La caserma Lusignani rimane l’unica ipotesi sul tavolo, al momento. I consiglieri di maggioranza Castagnetti, Ferrari, Raggi, Colla e Ceccarelli hanno presentato un ordine del giorno, in cui chiedono di “agire in tutte le sedi istituzionali per concretizzare questa opportunità, sottoscrivendo un protocollo che formalizzi un impegno tra Comune, Regione, Ausl per realizzare questa grande opera”. I consiglieri chiedono perciò di costruire un percorso partecipato intorno al progetto, valutando ogni parametro, favorendo anche concorsi di idee per riempire l’attuale perimetro del Guglielmo da Saliceto. Nel documento chiedono inoltre di localizzare al più presto l’area idonea per ospitare la nuova costruzione».
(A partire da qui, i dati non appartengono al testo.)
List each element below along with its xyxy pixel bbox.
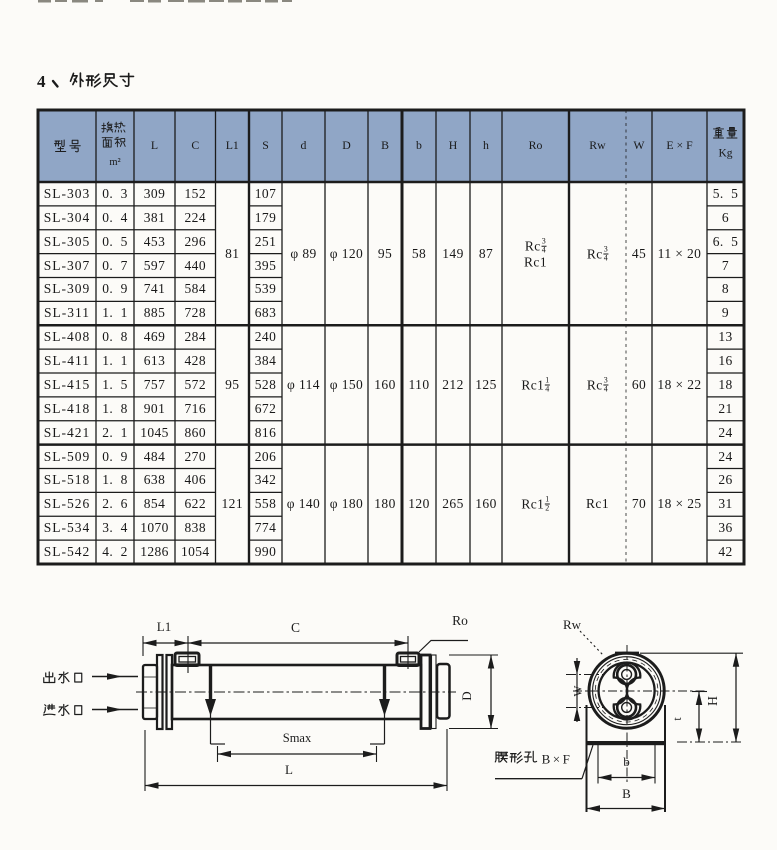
svg-text:B: B xyxy=(622,786,631,801)
svg-text:Smax: Smax xyxy=(283,731,312,745)
svg-text:D: D xyxy=(459,691,474,700)
svg-text:L: L xyxy=(285,762,293,777)
svg-text:C: C xyxy=(291,620,300,635)
svg-text:B×F: B×F xyxy=(542,752,573,767)
svg-text:Rw: Rw xyxy=(563,617,582,632)
svg-text:Ro: Ro xyxy=(452,613,468,628)
svg-text:W: W xyxy=(573,685,585,696)
svg-text:t: t xyxy=(670,717,684,721)
svg-text:H: H xyxy=(705,696,720,706)
svg-text:L1: L1 xyxy=(157,619,171,634)
svg-text:b: b xyxy=(623,754,630,769)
«Nessuno – ha proseguito Filiberto Putzu (Forza Italia) - dice di no: si dà lavoro alle imprese piacentine, si ha una struttura nuova. Però pensiamo allo scopo dell’ospedale nuovo: a cosa serve? Decidiamo». Durante il dibattito ha preso la parola anche il capogruppo Pd Claudio Ferrari. «Vale la pena di muoversi in questa direzione. Pensiamo a una localizzazione ideale del nuovo ospedale per i prossimi 30-40 anni». «Ci vuole un timing – ha aggiunto Polledri - altrimenti finisce come altre partite che si sono protratte nel tempo. Prima o poi dovremo decidere. L’importante è garantire investimenti sulla qualità delle prestazioni, sulle nostre eccellenze. Altrimenti ci avviamo verso un declino del sistema piacentino».

L’ordine del giorno non è stato però votato. La maggioranza si è ritrovata – per l’ennesima volta – con poche forze in consiglio. La minoranza ha abbandonato la seduta facendo venire meno il numero legale. Sull’ospedale nuovo Palazzo Mercanti si pronuncerà in un’altra occasione. Mentre l’esodo dei consiglieri verso l’uscita stava incominciando, il sindaco Paolo Dosi ha preso il microfono annunciando la volontà di non ricandidarsi alle prossime elezioni. Non sarà quindi lui a dover portare sulle spalle il progetto del nuovo ospedale, che sembra, a lungo andare, convincere anche una parte del centrodestra piacentino.